I'm a law school drop-out. It's true. I went to law school, a million years ago now, finished my first year even. But, the first day of my second year I was sitting in Corporations (the study of how companies form, grow and eventually take over the world, within in the confines of the law, that is) and I thought, "this isn't it." You know what I mean when I say "it," right? That thing we're all looking for, that we're confident exists, that we assume is just beyond the horizon. I didn't know then what "it" was for me, but I KNEW, without an iota of doubt, that it wasn't law school and it certainly wasn't growing up to be a lawyer. So, I left that class, went to the Dean's office, packed my life in my little blue Toyota and drove away.
That a was a watershed moment in my life. For a decade before that moment I had planned to go to law school and become a lawyer, and suddenly, there was no plan. And, I'm a planner. I'm not a hyper, can't adapt or deal with change type of planner, but I like to have a general idea of where things stand and what's next. And at that juncture in my life, I didn't. I was confident of two things as St. Louis disappeared behind me. 1) I had made a difficult decision, but it was the right one. And, 2) Although I didn't know what the near future would bring, I knew someday I would go back to graduate school.
That someday is today. Today, and for the last seven weeks, I am a graduate student. With a little, okay a lot, of encouragement from my husband and ridiculous amounts of help from parents, siblings, friends and former professors I jumped through all the hurdles of applying and was, miraculously I think, accepted into a graduate program. I'm studying democracy and governance, which is a new field for me. I've devoted my entire academic and adult life to the study and practice of American government, but I thought trying something new would be interesting and challenging. It's both and I love it. Never mind the fact that I am more than 10 years older than almost everyone in my program, and all the other programs too, for that matter. Or that I have kids and a husband and a mortgage, not exactly the description of your average grad student. Forget the fact that when I'm not on campus I play tickle monster and make cookies and finger paint. I'm a bonafide grad student.

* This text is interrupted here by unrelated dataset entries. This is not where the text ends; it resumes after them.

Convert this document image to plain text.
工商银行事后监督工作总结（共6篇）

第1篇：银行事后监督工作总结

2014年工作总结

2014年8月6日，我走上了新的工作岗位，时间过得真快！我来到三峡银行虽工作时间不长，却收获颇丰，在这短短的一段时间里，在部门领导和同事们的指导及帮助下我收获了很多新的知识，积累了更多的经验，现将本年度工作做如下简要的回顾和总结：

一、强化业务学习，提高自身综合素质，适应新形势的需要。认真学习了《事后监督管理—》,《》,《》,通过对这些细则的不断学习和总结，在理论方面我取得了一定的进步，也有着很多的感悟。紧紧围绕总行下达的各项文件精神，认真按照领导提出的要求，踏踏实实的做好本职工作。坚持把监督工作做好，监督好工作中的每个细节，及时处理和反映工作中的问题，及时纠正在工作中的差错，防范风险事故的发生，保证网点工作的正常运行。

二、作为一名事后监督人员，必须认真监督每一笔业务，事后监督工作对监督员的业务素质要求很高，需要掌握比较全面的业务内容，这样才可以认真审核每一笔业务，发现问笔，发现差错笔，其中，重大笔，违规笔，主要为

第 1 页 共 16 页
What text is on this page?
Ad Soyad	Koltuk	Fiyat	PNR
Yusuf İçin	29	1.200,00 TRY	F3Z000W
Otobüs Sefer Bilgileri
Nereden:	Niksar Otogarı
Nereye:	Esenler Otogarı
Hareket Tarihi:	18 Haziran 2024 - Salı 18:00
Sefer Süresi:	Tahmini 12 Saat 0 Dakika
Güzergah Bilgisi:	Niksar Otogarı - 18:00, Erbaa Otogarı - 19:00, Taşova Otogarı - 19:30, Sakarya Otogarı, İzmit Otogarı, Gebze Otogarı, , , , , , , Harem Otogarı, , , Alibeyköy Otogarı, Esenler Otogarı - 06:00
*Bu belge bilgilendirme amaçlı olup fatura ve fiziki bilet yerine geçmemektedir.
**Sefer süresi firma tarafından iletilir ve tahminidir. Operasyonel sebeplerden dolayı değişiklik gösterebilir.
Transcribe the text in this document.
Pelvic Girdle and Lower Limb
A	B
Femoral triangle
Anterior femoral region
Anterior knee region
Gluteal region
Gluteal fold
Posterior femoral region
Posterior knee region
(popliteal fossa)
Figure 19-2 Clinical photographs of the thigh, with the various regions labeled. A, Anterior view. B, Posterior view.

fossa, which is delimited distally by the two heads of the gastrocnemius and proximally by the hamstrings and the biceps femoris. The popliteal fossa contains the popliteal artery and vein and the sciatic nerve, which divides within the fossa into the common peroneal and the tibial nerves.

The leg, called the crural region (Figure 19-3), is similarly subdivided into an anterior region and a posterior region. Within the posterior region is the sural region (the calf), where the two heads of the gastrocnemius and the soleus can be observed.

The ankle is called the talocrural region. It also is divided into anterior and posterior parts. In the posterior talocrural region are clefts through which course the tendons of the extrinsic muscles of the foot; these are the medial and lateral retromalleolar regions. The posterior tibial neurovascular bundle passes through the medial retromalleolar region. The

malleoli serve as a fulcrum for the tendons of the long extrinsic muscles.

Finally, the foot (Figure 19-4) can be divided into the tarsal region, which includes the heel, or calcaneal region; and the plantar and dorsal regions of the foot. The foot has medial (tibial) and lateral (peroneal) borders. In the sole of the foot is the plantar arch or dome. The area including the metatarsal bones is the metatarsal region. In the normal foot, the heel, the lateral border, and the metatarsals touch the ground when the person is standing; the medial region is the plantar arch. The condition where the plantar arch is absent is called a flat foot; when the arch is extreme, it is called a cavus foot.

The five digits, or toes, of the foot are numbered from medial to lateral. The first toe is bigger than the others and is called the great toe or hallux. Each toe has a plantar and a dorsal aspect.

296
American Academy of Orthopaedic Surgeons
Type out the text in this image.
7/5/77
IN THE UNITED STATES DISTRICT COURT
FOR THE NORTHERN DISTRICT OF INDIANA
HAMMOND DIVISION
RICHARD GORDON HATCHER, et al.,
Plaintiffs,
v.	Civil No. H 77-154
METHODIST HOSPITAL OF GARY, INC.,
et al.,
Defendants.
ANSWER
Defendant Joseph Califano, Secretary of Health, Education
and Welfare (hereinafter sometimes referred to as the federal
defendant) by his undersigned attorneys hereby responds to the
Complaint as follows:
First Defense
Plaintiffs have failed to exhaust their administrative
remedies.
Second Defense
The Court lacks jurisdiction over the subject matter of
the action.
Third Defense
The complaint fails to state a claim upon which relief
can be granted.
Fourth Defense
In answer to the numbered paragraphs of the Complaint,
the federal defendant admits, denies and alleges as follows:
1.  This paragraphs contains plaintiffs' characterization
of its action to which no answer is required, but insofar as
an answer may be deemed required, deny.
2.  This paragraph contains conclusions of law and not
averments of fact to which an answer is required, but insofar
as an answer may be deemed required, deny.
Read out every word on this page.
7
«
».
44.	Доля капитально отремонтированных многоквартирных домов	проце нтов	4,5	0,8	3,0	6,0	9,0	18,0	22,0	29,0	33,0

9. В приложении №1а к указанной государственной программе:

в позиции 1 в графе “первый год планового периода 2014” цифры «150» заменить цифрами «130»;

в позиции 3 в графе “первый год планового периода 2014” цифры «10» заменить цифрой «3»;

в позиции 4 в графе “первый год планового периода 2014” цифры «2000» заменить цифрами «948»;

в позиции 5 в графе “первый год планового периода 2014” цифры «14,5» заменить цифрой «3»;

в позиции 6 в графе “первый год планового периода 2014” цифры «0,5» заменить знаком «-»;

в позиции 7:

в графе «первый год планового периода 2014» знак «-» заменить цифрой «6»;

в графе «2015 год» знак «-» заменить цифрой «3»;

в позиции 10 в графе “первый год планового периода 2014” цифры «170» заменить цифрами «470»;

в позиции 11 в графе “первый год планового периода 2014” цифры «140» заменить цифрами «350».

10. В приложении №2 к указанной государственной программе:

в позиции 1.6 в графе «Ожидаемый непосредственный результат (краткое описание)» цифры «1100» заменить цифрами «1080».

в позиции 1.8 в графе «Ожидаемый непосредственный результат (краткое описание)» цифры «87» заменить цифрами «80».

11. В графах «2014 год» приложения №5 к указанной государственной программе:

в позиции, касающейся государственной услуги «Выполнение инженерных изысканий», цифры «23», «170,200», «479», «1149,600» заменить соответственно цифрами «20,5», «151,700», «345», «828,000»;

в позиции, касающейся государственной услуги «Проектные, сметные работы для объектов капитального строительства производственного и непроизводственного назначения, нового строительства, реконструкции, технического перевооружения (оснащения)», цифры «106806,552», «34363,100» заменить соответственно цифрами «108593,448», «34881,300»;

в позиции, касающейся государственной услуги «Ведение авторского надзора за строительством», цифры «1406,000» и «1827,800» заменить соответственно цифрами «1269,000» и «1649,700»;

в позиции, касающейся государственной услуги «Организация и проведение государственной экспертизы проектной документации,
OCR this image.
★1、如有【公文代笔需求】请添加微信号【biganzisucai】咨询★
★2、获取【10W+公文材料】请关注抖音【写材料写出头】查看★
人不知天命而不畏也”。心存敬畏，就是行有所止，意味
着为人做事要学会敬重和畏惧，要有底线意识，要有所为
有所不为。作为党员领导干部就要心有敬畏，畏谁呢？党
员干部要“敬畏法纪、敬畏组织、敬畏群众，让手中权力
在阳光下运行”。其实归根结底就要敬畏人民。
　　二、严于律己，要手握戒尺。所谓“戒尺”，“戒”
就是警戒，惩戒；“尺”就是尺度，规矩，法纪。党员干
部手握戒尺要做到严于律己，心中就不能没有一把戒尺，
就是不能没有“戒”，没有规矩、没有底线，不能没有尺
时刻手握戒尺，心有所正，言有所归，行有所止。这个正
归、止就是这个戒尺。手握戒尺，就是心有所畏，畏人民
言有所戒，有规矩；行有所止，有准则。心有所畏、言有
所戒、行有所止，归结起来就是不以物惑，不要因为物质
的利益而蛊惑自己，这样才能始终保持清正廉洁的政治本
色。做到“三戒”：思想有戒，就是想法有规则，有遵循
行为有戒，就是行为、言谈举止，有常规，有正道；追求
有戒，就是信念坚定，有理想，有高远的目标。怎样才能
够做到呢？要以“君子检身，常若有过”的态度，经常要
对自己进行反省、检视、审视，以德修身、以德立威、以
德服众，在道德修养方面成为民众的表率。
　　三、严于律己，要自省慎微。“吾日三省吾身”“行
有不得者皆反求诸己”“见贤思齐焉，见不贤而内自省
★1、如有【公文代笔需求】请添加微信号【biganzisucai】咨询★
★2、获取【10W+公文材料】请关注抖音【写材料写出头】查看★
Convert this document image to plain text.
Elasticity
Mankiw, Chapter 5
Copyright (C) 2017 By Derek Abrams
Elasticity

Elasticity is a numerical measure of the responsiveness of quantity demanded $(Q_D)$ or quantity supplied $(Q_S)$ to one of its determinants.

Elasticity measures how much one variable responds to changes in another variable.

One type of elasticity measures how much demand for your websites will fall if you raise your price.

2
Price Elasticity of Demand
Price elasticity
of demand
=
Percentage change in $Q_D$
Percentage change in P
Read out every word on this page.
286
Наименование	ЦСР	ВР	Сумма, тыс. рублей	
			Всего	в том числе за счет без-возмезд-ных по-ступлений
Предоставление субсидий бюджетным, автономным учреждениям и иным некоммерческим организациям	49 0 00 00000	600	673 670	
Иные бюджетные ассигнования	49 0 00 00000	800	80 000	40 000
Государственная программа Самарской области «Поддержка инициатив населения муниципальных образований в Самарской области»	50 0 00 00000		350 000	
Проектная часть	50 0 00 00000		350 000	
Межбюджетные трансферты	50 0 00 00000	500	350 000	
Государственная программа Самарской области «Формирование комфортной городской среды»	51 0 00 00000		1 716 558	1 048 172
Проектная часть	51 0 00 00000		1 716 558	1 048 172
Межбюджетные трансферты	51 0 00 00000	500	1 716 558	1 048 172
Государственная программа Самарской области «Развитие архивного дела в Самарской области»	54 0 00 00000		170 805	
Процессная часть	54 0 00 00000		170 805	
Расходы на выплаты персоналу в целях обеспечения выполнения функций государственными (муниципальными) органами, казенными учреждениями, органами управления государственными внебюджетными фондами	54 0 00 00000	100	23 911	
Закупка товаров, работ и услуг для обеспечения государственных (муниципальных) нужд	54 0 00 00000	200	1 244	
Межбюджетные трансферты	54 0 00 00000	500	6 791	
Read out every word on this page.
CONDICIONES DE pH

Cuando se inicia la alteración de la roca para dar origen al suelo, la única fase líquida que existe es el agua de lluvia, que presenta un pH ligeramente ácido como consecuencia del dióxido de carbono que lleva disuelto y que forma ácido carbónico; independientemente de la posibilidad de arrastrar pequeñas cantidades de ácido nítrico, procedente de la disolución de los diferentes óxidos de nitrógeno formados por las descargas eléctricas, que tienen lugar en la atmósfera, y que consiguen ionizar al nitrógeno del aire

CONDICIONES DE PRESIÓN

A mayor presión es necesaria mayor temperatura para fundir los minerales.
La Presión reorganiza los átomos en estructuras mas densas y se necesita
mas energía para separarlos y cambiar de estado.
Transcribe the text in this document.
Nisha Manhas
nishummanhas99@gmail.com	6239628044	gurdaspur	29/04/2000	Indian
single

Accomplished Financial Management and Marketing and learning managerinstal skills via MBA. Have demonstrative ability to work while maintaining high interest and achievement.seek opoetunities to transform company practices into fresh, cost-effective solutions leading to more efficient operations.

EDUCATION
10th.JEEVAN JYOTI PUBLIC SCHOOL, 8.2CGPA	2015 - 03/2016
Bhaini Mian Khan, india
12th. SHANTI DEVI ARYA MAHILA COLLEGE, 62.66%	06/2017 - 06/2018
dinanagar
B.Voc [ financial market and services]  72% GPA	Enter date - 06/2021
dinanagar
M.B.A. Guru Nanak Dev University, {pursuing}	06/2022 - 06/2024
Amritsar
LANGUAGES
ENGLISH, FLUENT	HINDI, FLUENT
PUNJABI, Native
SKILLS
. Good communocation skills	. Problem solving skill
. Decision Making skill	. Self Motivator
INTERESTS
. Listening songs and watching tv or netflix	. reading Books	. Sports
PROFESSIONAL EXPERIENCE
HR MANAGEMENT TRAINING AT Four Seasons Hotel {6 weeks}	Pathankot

It's hard, being a mom and going back to school after so long. But, here's the thing about me, I adore school, always have. I thrive in the classroom. I crave the orderliness of assignments and tests and finals. Maybe that is the result of being raised by teachers and knowing they spent their days teaching not just us, but other people's kids too? In my experience, school is easy, compared to life. Life is messy and complicated even if far more rewarding. But, as much as I enjoy the predictability of being a student, I love the perspective that time away from school, actually living my life has given me. I don't care about the grades, not really. I just want to learn the material, enjoy the experience and come out of this feeling like it was worth the sacrifices my little family is making.
I took a midterm last night, my first midterm in 13 years. I was nervous, panicked even. I studied, of course. Not as much as the non-Mom student of my former life would have, but I was prepared. It didn't matter though. I read "midterm" on the syllabus the first day of class and the panic set in. Despite my very managed expectations (a B- is passing), I could not suppress the dread I felt about getting back on the bicycle of formal education. What if I froze? What if I've forgotten how to be a student? What if I crash and burn? Gasp! Horror! And then, inevitably, there I was, blue book in one hand, exam questions in the other. One deep breath, read the questions, pick up the pen and pedal. I did not pop a wheelie or catch air, but I also didn't biff it. It was, well, just like riding a bike.